- The Washington Times - Thursday, March 12, 2009


The number of people who filed for jobless claims for the first time last week jumped to 654,000 and those who receive continuing benefits also increased to 5.3 million, a new record, the Labor Department reported Thursday.

The rise in the number of people who signed up for unemployment insurance for the week ended Saturday marked an increase from the 639,000 first-time filers the previous week, the agency said.

The 654,000 figure was above expectations by analysts and marked the sixth consecutive week in which the number of first-time filers exceeded 600,000, a sure sign that the 15-month-long recession is not ending anytime soon. The official unemployment rate is 8.1 percent.

In addition, the number of people who continue to receive benefits increased by 193,000 last week to 5.317 million, the most on Labor Department records that stretch back to 1967.

Economists polled by Bloomberg.com expected that the number of first-time filers would increase from 639,000 to 644,000.

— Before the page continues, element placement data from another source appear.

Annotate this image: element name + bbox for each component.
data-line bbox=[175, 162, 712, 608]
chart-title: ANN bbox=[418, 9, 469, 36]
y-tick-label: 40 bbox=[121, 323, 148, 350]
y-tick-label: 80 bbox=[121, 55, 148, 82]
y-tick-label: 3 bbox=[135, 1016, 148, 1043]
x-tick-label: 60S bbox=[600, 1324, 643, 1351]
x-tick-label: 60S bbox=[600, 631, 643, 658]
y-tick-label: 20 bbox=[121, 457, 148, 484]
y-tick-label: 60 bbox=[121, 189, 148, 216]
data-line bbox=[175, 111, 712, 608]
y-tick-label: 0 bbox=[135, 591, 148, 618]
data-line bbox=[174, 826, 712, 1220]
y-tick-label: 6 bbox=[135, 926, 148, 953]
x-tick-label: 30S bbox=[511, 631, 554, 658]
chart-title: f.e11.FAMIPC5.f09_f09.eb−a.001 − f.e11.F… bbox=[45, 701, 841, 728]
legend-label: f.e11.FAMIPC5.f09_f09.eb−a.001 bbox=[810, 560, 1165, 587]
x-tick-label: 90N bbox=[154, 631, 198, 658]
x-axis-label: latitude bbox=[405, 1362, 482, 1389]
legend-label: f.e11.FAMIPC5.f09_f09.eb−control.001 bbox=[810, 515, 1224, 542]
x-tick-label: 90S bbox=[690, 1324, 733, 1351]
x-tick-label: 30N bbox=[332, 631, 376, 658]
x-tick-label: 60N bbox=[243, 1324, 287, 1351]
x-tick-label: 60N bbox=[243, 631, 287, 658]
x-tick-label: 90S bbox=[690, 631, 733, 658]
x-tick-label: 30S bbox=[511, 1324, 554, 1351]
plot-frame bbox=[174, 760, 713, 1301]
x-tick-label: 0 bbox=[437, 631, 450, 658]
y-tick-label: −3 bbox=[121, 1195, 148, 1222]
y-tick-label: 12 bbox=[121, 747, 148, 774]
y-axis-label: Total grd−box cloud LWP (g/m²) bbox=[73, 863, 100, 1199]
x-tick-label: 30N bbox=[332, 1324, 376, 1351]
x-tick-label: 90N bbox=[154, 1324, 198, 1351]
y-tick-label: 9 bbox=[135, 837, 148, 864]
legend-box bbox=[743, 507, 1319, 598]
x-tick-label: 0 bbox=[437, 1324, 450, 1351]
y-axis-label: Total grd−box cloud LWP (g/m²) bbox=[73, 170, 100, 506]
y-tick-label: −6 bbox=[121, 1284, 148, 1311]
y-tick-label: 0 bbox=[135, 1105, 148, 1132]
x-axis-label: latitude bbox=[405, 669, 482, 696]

The four-week average of new applications, which gives a clearer picture of the number of jobless, went up from 641,750 to 643,250, the highest since 1982, a recession year and the first term of President Ronald Reagan. This recession has been the worst since the early 1980s.

Some economists have predicted that the official unemployment rate will reach the low double digits before the recession over, with at least 9 percent of the labor force out of work by the end of this year.